In a recent documentary, a white, college-age male gets asked why he’s playing a Viet Cong and he says, “to put it blunt, you can’t play cowboys and Indians, without Indians. You know what I mean?”
A few minutes later, US troop re-enactors liberally hurl racial slurs when they capture and abuse Vietnamese re-enactors. When challenged about the summary execution of Vietnamese, without a trial, a clear violation of the Geneva convention, a US Army re-enactor says , “I think we’re doing a good job here. Did you see how the f**king gooks got up and ran!?”
Shocking? Consider this, about half of the re-enactors were on active duty in Vietnam. And there’s a concerted effort to ensure nothing recreated tarnishes the reputation of those who served. Yet despite the patriotism, surprisingly, there’s no attempt to cover up the fact that this was not the US Army’s proudest moment.
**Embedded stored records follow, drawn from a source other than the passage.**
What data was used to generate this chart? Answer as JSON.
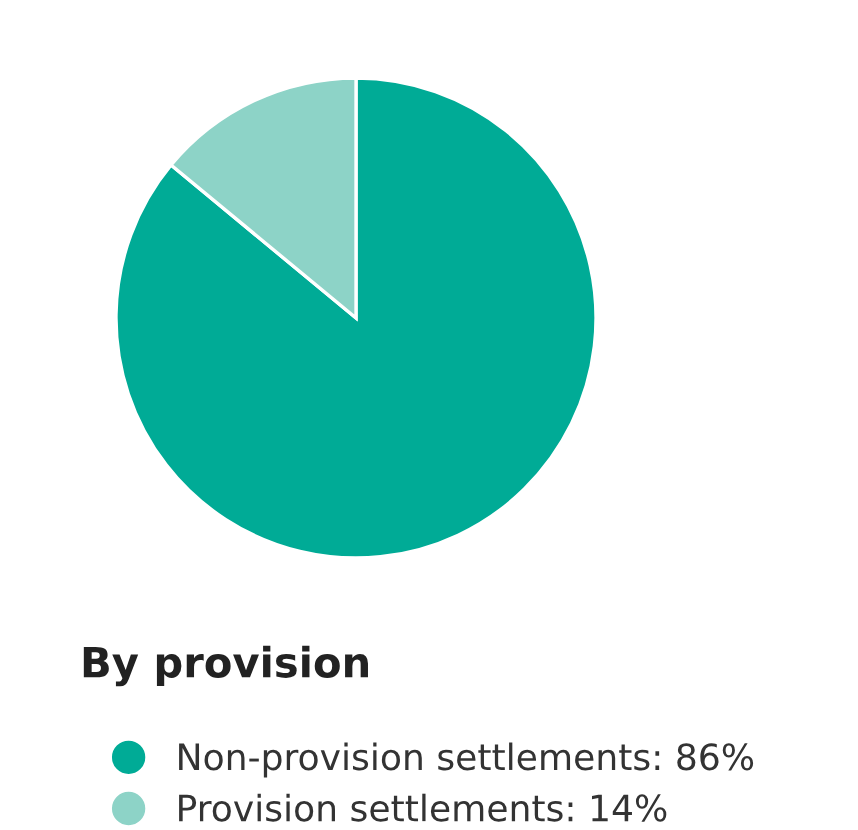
{
  "chart_data": {
    "type": "pie",
    "title": "By provision",
    "categories": [
      "Non-provision settlements: 86%",
      "Provision settlements: 14%"
    ],
    "values": [
      86,
      14
    ],
    "colors": [
      "#00ab96",
      "#8dd3c7"
    ],
    "legend": "bottom"
  }
}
Why does it matter? At first, I thought this was a bunch of southern red necks running around in tobacco fields, in a delusional re-telling of events from a different continent, mocking Asian accents and yelling pain inducing slurs, in what they thought was a “fun” weekend playing war. In fact, it was a harsh and realistic portrayal of the impacts of imperialism and racism. Most importantly, it reminded me how easy it is to be closed-minded. And how people like me, who consider themselves very open-minded, can fall into that trap as well.